IMF urges Arab states to tackle economic 'frustration' ahead of Morocco conference
Reforms in Arab states have proved a delicate balancing act with countries seeking to benefit from IMF loans having to reduce budget deficits, resulting in rising living costs.
3 min read
28 January, 2018
An austerity budget in Tunisia sent demonstrators out onto the streets in early January. [Getty]

The International Monetary Fund [IMF] has urged Arab states to tackle growing "frustration" among their populations ahead of a two-day regional conference from Monday in Morocco with a message of reform.

Unemployment in the Middle East and North Africa (MENA) region ranks among the highest in the world, with a jobless figure of more than 50 percent, largely due to the low participation of women in the workforce in conservative Arab countries.

"Rising social tensions and protests in several countries across the Middle East and North Africa are a clear indication that the aspirations of the people of the region, for opportunity, prosperity and equity, remain unfulfilled," said Jihad Azour, director of the IMF's Middle East and Central Asia department.

"Reforms are the key to address the fundamental problems that have plagued so many countries of the region for so long: low growth, high unemployment and corruption," he wrote in an analysis ahead of the conference in Marrakesh.

Government officials, civil society figures, and business leaders will hear the IMF's priorities of fighting corruption, creating jobs for the young, boosting the private sector, and bringing more women into the workforce.

"Frustration runs high over the lack of job opportunities and access to affordable, high-quality public services," the IMF said.

"With over 60 percent of its population under the age of 30, the region desperately needs higher growth and more jobs," it added, noting that around 5.5 million young people will join the job market each year over the next five years.

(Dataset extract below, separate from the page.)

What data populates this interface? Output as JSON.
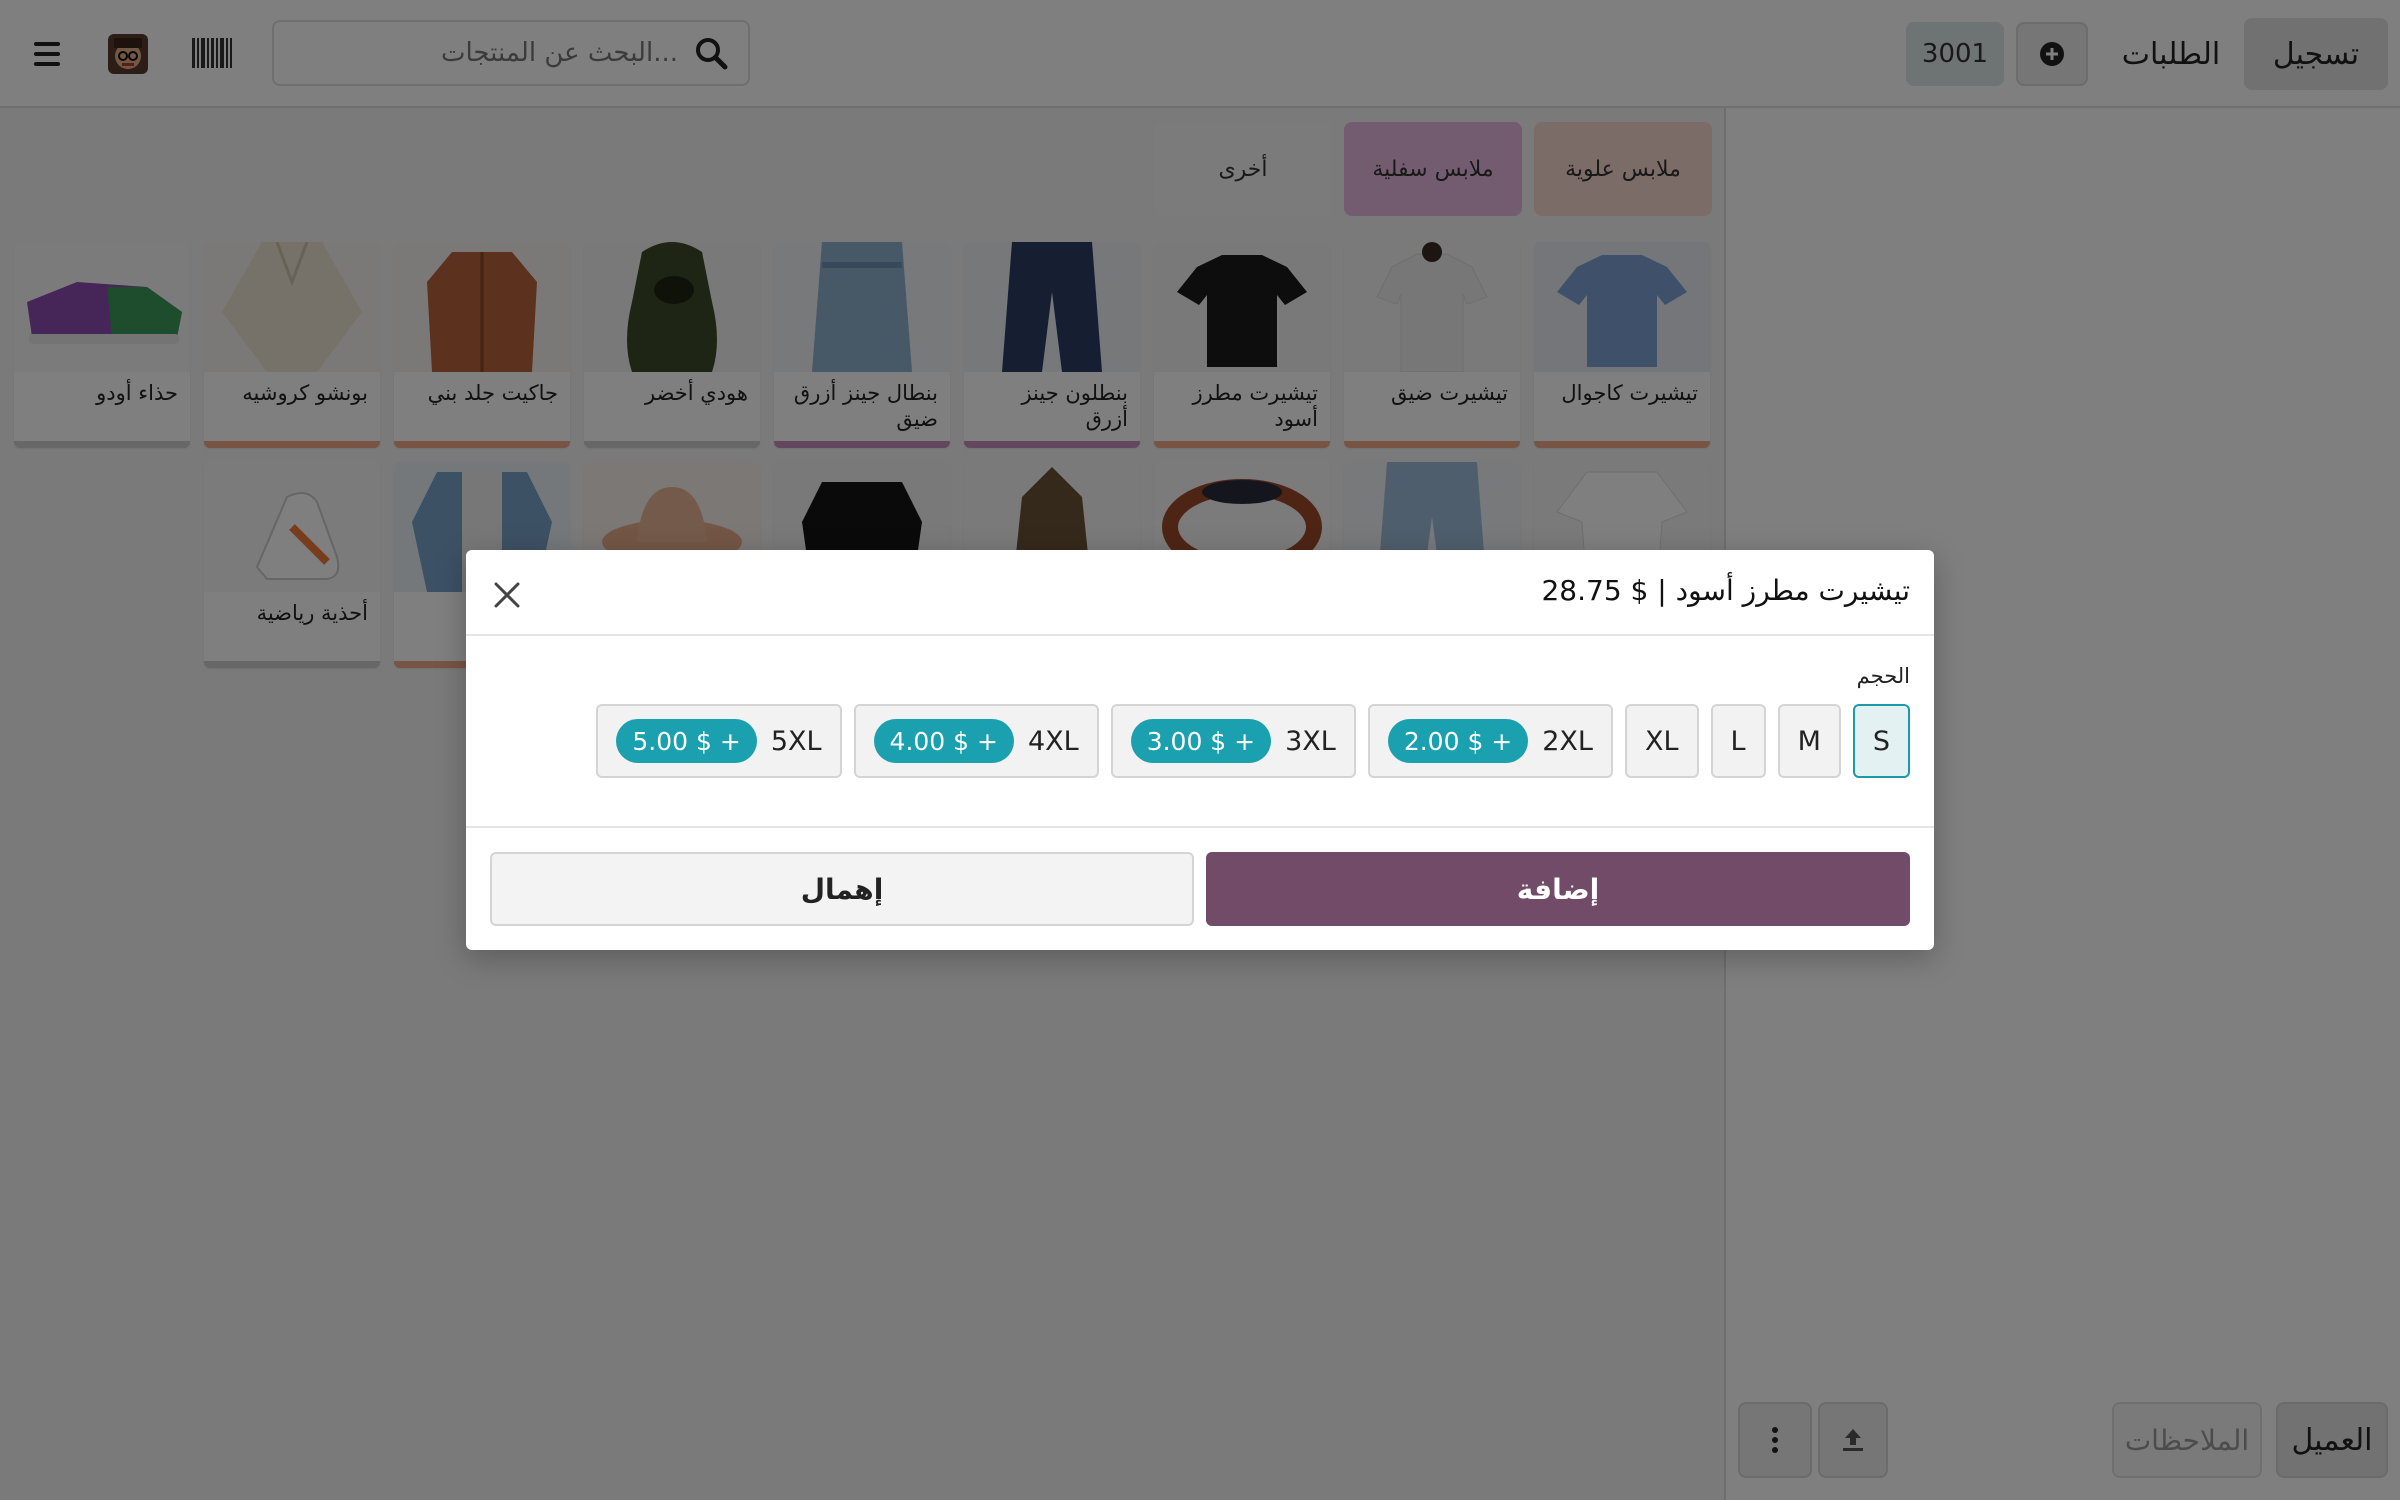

'Understandable' frustration

Reforms in Arab states have proved a delicate balancing act with countries seeking to benefit from IMF loans having to reduce budget deficits, resulting in cost of living rises for their citizens.

An austerity budget in Tunisia, along with increases in VAT, sent demonstrators out onto the streets in early January.

"The frustration the Tunisian people are feeling is understandable," said IMF spokesman Gerry Rice, speaking on the seventh anniversary of the Tunisian uprising that launched the Arab Spring.

However, he defended the institution against the "outdated" view that it is the IMF itself that causes the suffering.

"Speaking for the IMF, we do not want austerity. We do want well-designed, well-implemented, socially balanced reforms," he said.

Egypt, whose economy was also hit hard in the turbulence of its own uprising, in 2016 launched a reform programme in exchange for a $12 billion IMF loan.

It has since floated its currency against the dollar, triggering sharp price rises.

Jordan on Saturday increased the price of bread by up to 100 percent after lifting subsidies on the staple in a bid to redress its debt-riddled economy.

Past price hikes have sparked riots in the cash-strapped country, which has a public debt of some $35 billion, equivalent to 90 percent of its gross domestic product.

In 2016, Jordan secured a $723-million three-year credit line from the IMF to support economic and financial reforms.